For a moderately complex query I am trying to optimize, I noticed that removing the TOP n
clause changes the execution plan. I would have guessed that when a query includes TOP n
the database engine would run the query ignoring the the TOP
clause, and then at the end just shrink that result set down to the n number of rows that was requested. The graphical execution plan seems to indicate this is the case -- TOP
is the "last" step. But it appears there is more going on.
My question is, how (and why) does a TOP n clause impact the execution plan of a query?

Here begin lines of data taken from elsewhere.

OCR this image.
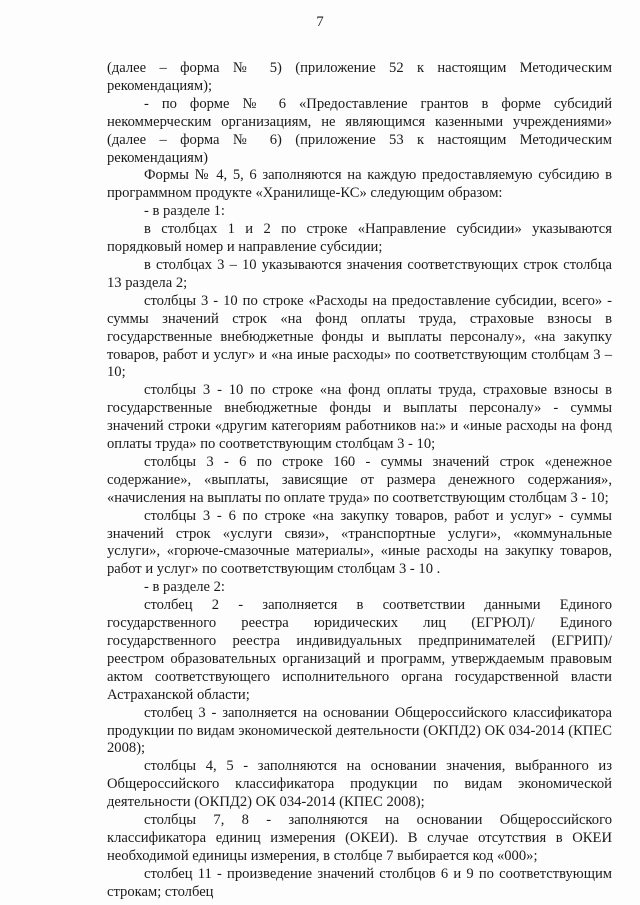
7

(далее – форма № 5) (приложение 52 к настоящим Методическим рекомендациям);

- по форме № 6 «Предоставление грантов в форме субсидий некоммерческим организациям, не являющимся казенными учреждениями» (далее – форма № 6) (приложение 53 к настоящим Методическим рекомендациям)

Формы № 4, 5, 6 заполняются на каждую предоставляемую субсидию в программном продукте «Хранилище-КС» следующим образом:

- в разделе 1:

в столбцах 1 и 2 по строке «Направление субсидии» указываются порядковый номер и направление субсидии;

в столбцах 3 – 10 указываются значения соответствующих строк столбца 13 раздела 2;

столбцы 3 - 10 по строке «Расходы на предоставление субсидии, всего» - суммы значений строк «на фонд оплаты труда, страховые взносы в государственные внебюджетные фонды и выплаты персоналу», «на закупку товаров, работ и услуг» и «на иные расходы» по соответствующим столбцам 3 – 10;

столбцы 3 - 10 по строке «на фонд оплаты труда, страховые взносы в государственные внебюджетные фонды и выплаты персоналу» - суммы значений строки «другим категориям работников на:» и «иные расходы на фонд оплаты труда» по соответствующим столбцам 3 - 10;

столбцы 3 - 6 по строке 160 - суммы значений строк «денежное содержание», «выплаты, зависящие от размера денежного содержания», «начисления на выплаты по оплате труда» по соответствующим столбцам 3 - 10;

столбцы 3 - 6 по строке «на закупку товаров, работ и услуг» - суммы значений строк «услуги связи», «транспортные услуги», «коммунальные услуги», «горюче-смазочные материалы», «иные расходы на закупку товаров, работ и услуг» по соответствующим столбцам 3 - 10 .

- в разделе 2:

столбец 2 - заполняется в соответствии данными Единого государственного реестра юридических лиц (ЕГРЮЛ)/ Единого государственного реестра индивидуальных предпринимателей (ЕГРИП)/ реестром образовательных организаций и программ, утверждаемым правовым актом соответствующего исполнительного органа государственной власти Астраханской области;

столбец 3 - заполняется на основании Общероссийского классификатора продукции по видам экономической деятельности (ОКПД2) ОК 034-2014 (КПЕС 2008);

столбцы 4, 5 - заполняются на основании значения, выбранного из Общероссийского классификатора продукции по видам экономической деятельности (ОКПД2) ОК 034-2014 (КПЕС 2008);

столбцы 7, 8 - заполняются на основании Общероссийского классификатора единиц измерения (ОКЕИ). В случае отсутствия в ОКЕИ необходимой единицы измерения, в столбце 7 выбирается код «000»;

столбец 11 - произведение значений столбцов 6 и 9 по соответствующим строкам; столбец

Here is a simplified version of what is going on in my case:
The query is matching rows from two tables, A and B.
Without the TOP
clause, the optimizer estimates there will be 19k rows from table A and 46k rows from table B. The actual number of rows returned is 16k for A and 13k for B. A hash match is used to join these two results sets for a total of 69 rows (then a sort is applied). This query happens very quickly.
When I add TOP 1001
the optimizer does not use a hash match; instead it first sorts the results from table A (same estimate/actual of 19k/16k) and does a nested loop against table B. The estimated number of rows for table B is now 1, and the strange thing is that the TOP n
directly affects the estimated number of executions (index seek) against B -- it appears to always be 2n+1, or in my case 2003. This estimate changes accordingly if I change TOP n
. Of course, since this is a nested join the actual number of executions is 16k (the number of rows from table A) and this slows down the query.
The query has an ORDER BY
clause. Adding TOP
changes where in the plan this sort occurs, but I'm more concerned about how it affects the number of executions of index seeks against table B.
The actual scenario is a bit more complex but this captures the basic idea/behavior. Both tables are searched using index seeks. This is SQL Server 2008 R2 Enterprise edition.